The Justice Department is asking the Supreme Court to continue access to the abortion pill mifepristone. DOJ is acting after a federal appeals court ruled that the pill would remain available for now but with significant restrictions, including a requirement for in-person doctor visits to obtain the drug, reports Reuters. Mifepristone is part of a two-drug regimen, administered with misoprostol, for medication abortions in the first 10 weeks of pregnancy. Both drugs account for more than half of the nation's abortions. The New Orleans-based 5th U.S. Circuit Court of Appeals put on hold part of the new order by U.S. District Judge Matthew Kacsmaryk in Amarillo, Tex., that suspended the U.S. Food and Drug Administration (FDA) approval for the drug while he hears a lawsuit by anti-abortion groups seeking to ban it. The Biden administration and the mifepristone maker, Danco Laboratories, had sought an emergency stay of that order. The appeals court declined to block portions of Kacsmaryk's order that effectively reinstate restrictions on the pill's distribution that had been lifted since 2016. In addition to a requirement of in-person doctor visits to prescribe and dispense the drug, those restrictions include limiting its use to the first seven weeks of pregnancy, down from the current 10. Kacsmaryk's order is set to take effect on Friday.

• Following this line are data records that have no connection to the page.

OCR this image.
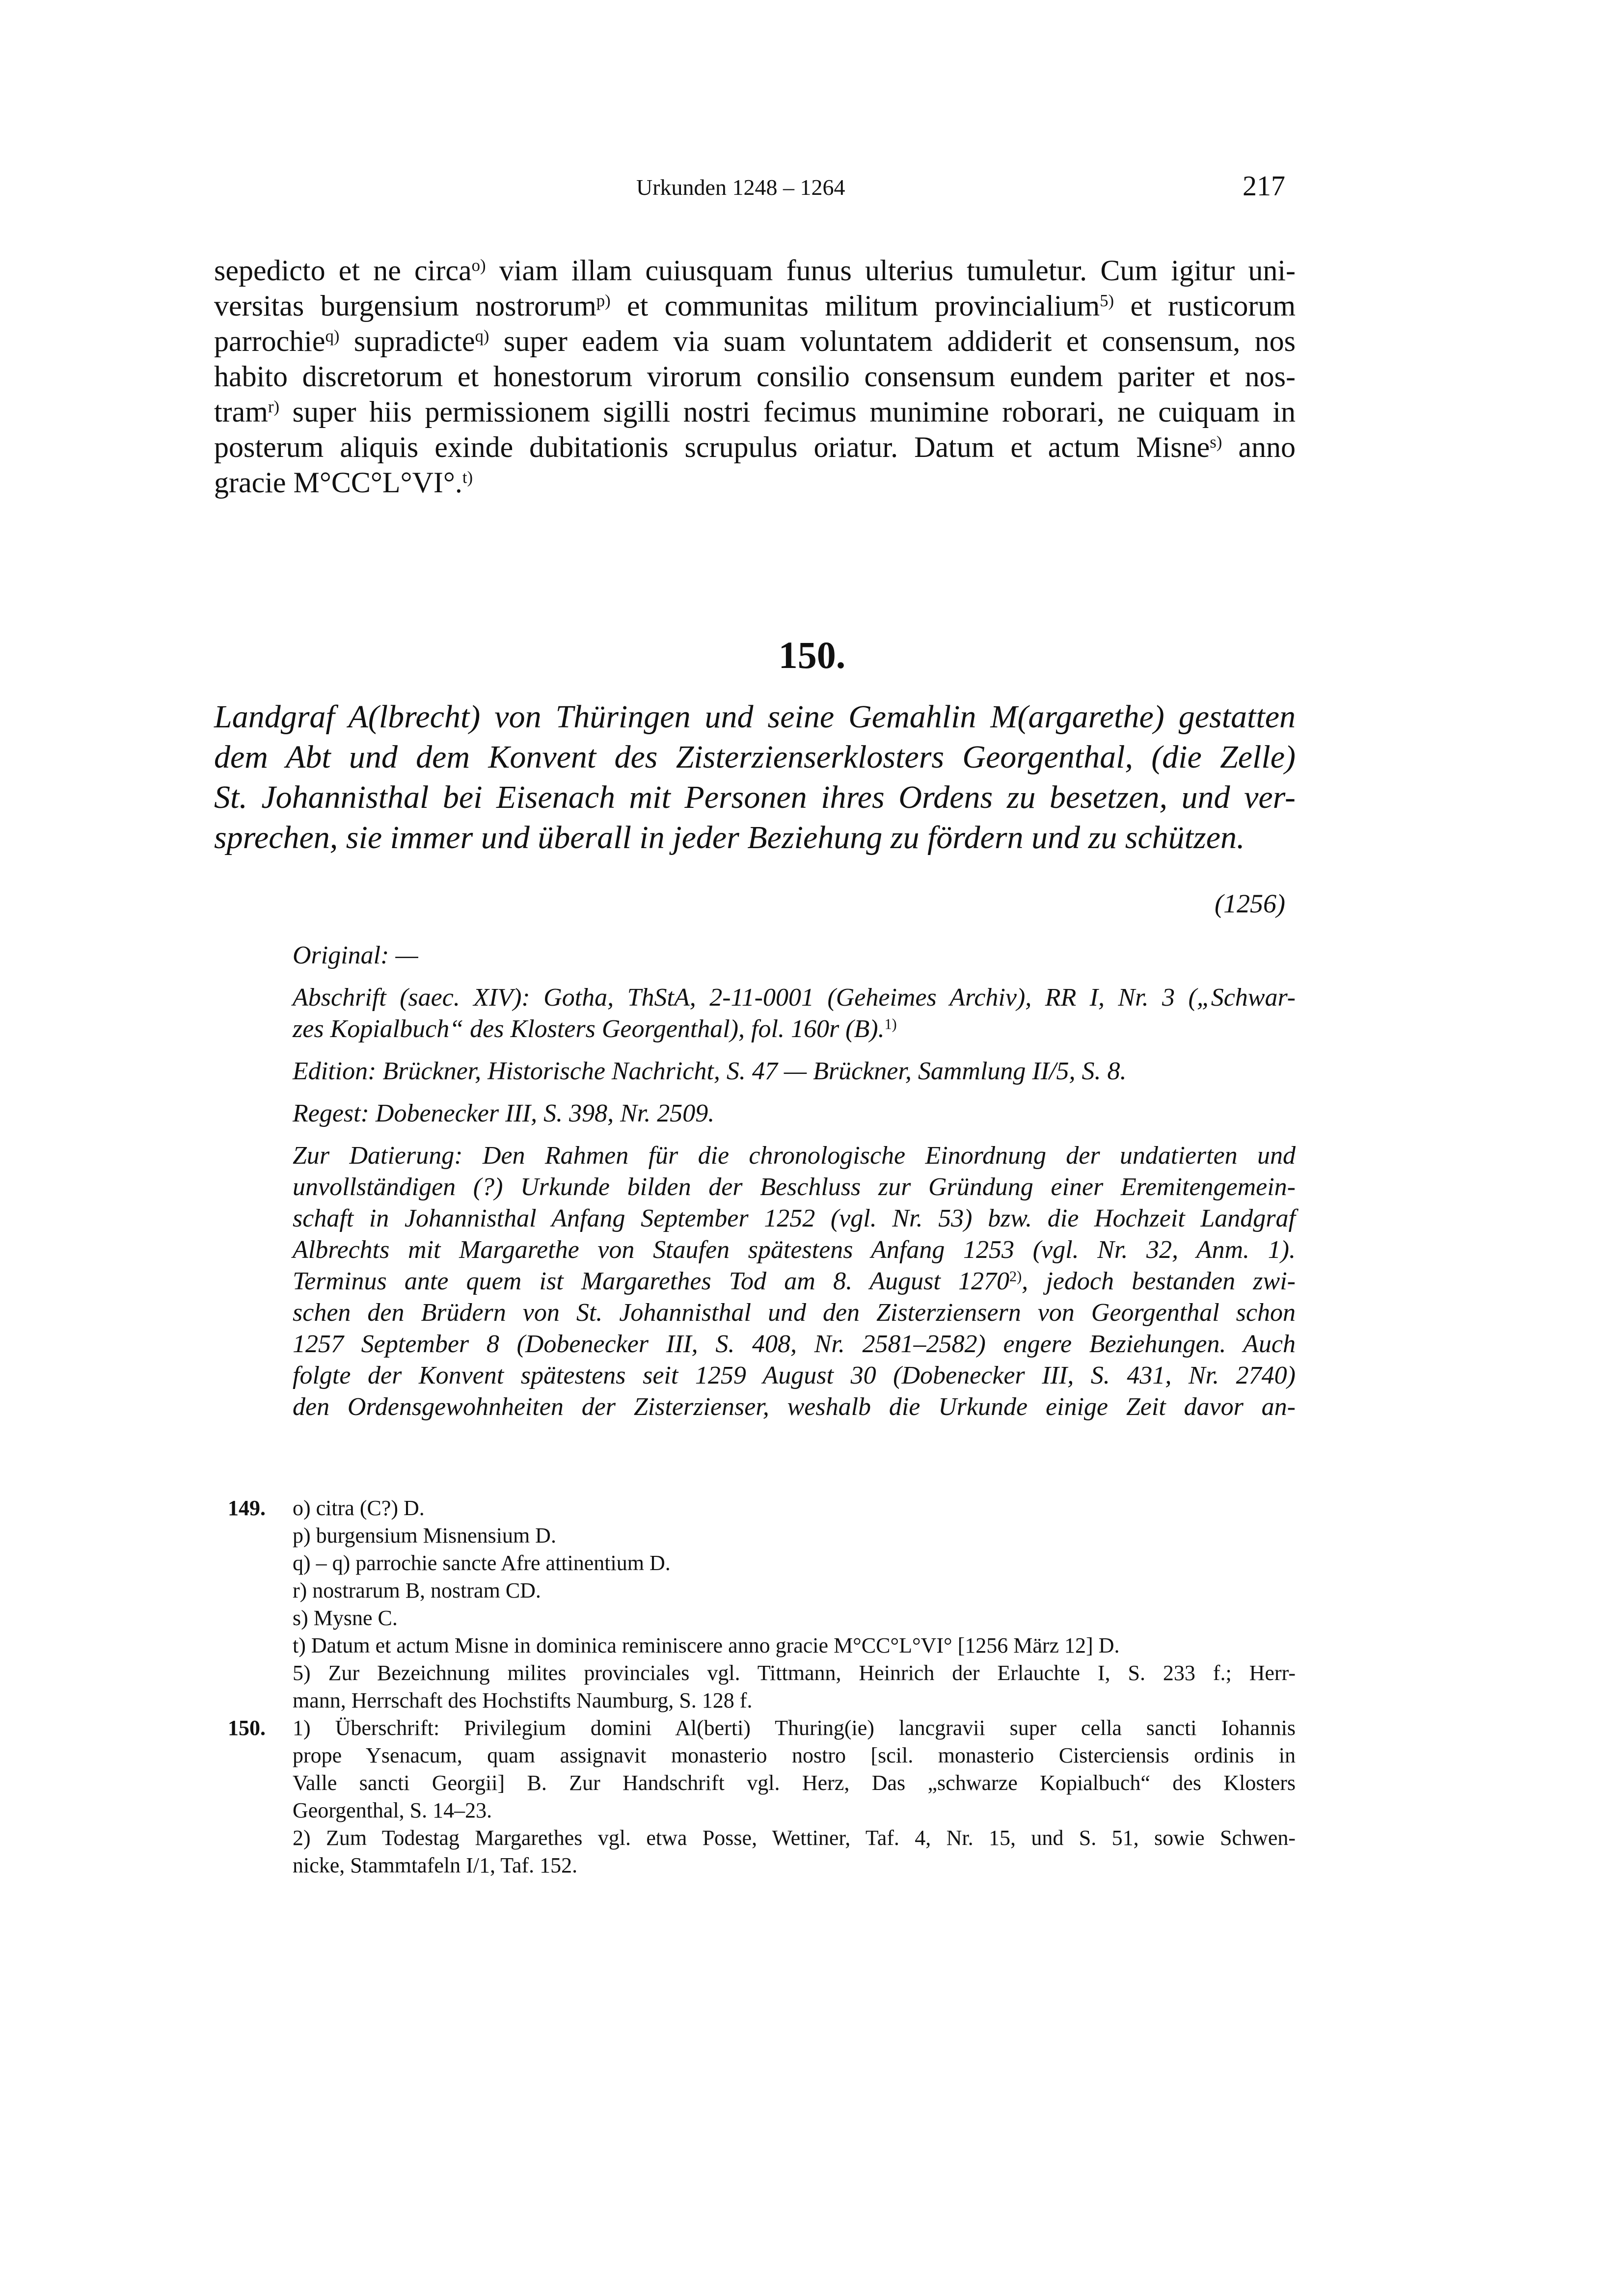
Urkunden 1248 – 1264	217
sepedicto et ne circa$^{o)}$ viam illam cuiusquam funus ulterius tumuletur. Cum igitur uni-
versitas burgensium nostrorum$^{p)}$ et communitas militum provincialium$^{5)}$ et rusticorum
parrochie$^{q)}$ supradicte$^{q)}$ super eadem via suam voluntatem addiderit et consensum, nos
habito discretorum et honestorum virorum consilio consensum eundem pariter et nos-
tram$^{r)}$ super hiis permissionem sigilli nostri fecimus munimine roborari, ne cuiquam in
posterum aliquis exinde dubitationis scrupulus oriatur. Datum et actum Misne$^{s)}$ anno
gracie M°CC°L°VI°.$^{t)}$
150.
Landgraf A(lbrecht) von Thüringen und seine Gemahlin M(argarethe) gestatten
dem Abt und dem Konvent des Zisterzienserklosters Georgenthal, (die Zelle)
St. Johannisthal bei Eisenach mit Personen ihres Ordens zu besetzen, und ver-
sprechen, sie immer und überall in jeder Beziehung zu fördern und zu schützen.
(1256)
Original: —
Abschrift (saec. XIV): Gotha, ThStA, 2-11-0001 (Geheimes Archiv), RR I, Nr. 3 („Schwar-
zes Kopialbuch“ des Klosters Georgenthal), fol. 160r (B).$^{1)}$
Edition: Brückner, Historische Nachricht, S. 47 — Brückner, Sammlung II/5, S. 8.
Regest: Dobenecker III, S. 398, Nr. 2509.
Zur Datierung: Den Rahmen für die chronologische Einordnung der undatierten und
unvollständigen (?) Urkunde bilden der Beschluss zur Gründung einer Eremitengemein-
schaft in Johannisthal Anfang September 1252 (vgl. Nr. 53) bzw. die Hochzeit Landgraf
Albrechts mit Margarethe von Staufen spätestens Anfang 1253 (vgl. Nr. 32, Anm. 1).
Terminus ante quem ist Margarethes Tod am 8. August 1270$^{2)}$, jedoch bestanden zwi-
schen den Brüdern von St. Johannisthal und den Zisterziensern von Georgenthal schon
1257 September 8 (Dobenecker III, S. 408, Nr. 2581–2582) engere Beziehungen. Auch
folgte der Konvent spätestens seit 1259 August 30 (Dobenecker III, S. 431, Nr. 2740)
den Ordensgewohnheiten der Zisterzienser, weshalb die Urkunde einige Zeit davor an-
149. o) citra (C?) D.
p) burgensium Misnensium D.
q) – q) parrochie sancte Afre attinentium D.
r) nostrarum B, nostram CD.
s) Mysne C.
t) Datum et actum Misne in dominica reminiscere anno gracie M°CC°L°VI° [1256 März 12] D.
5) Zur Bezeichnung milites provinciales vgl. Tittmann, Heinrich der Erlauchte I, S. 233 f.; Herr-
mann, Herrschaft des Hochstifts Naumburg, S. 128 f.
150. 1) Überschrift: Privilegium domini Al(berti) Thuring(ie) lancgravii super cella sancti Iohannis
prope Ysenacum, quam assignavit monasterio nostro [scil. monasterio Cisterciensis ordinis in
Valle sancti Georgii] B. Zur Handschrift vgl. Herz, Das „schwarze Kopialbuch“ des Klosters
Georgenthal, S. 14–23.
2) Zum Todestag Margarethes vgl. etwa Posse, Wettiner, Taf. 4, Nr. 15, und S. 51, sowie Schwen-
nicke, Stammtafeln I/1, Taf. 152.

Kacsmaryk's ruling conflicts with a different federal judge's decision ordering the FDA to maintain access to mifepristone with no new restrictions in 17 states and the District of Columbia. The lawsuit before Kacsmaryk was filed against the FDA in November by four anti-abortion medical associations led by the recently formed Alliance for Hippocratic Medicine and four anti-abortion doctors. They said the agency used an improper process when it approved mifepristone in 2000 and did not adequately consider the drug's safety when used by girls under age 18 to terminate a pregnancy. Kacsmaryk said he thought the anti-abortion groups were likely to succeed on the merits, writing that the FDA "acquiesced on its legitimate safety concerns - in violation of its statutory duty - based on plainly unsound reasoning and studies that did not support its conclusions" when it approved mifepristone. The 5th Circuit majority on Wednesday said that the government's arguments for an emergency stay of the ruling focused on the potential harm of pulling mifepristone from the market entirely but that it was "difficult to argue" that the 2016 changes "were so critical to the public given that the nation operated - and mifepristone was administered to millions of women - without them for sixteen years."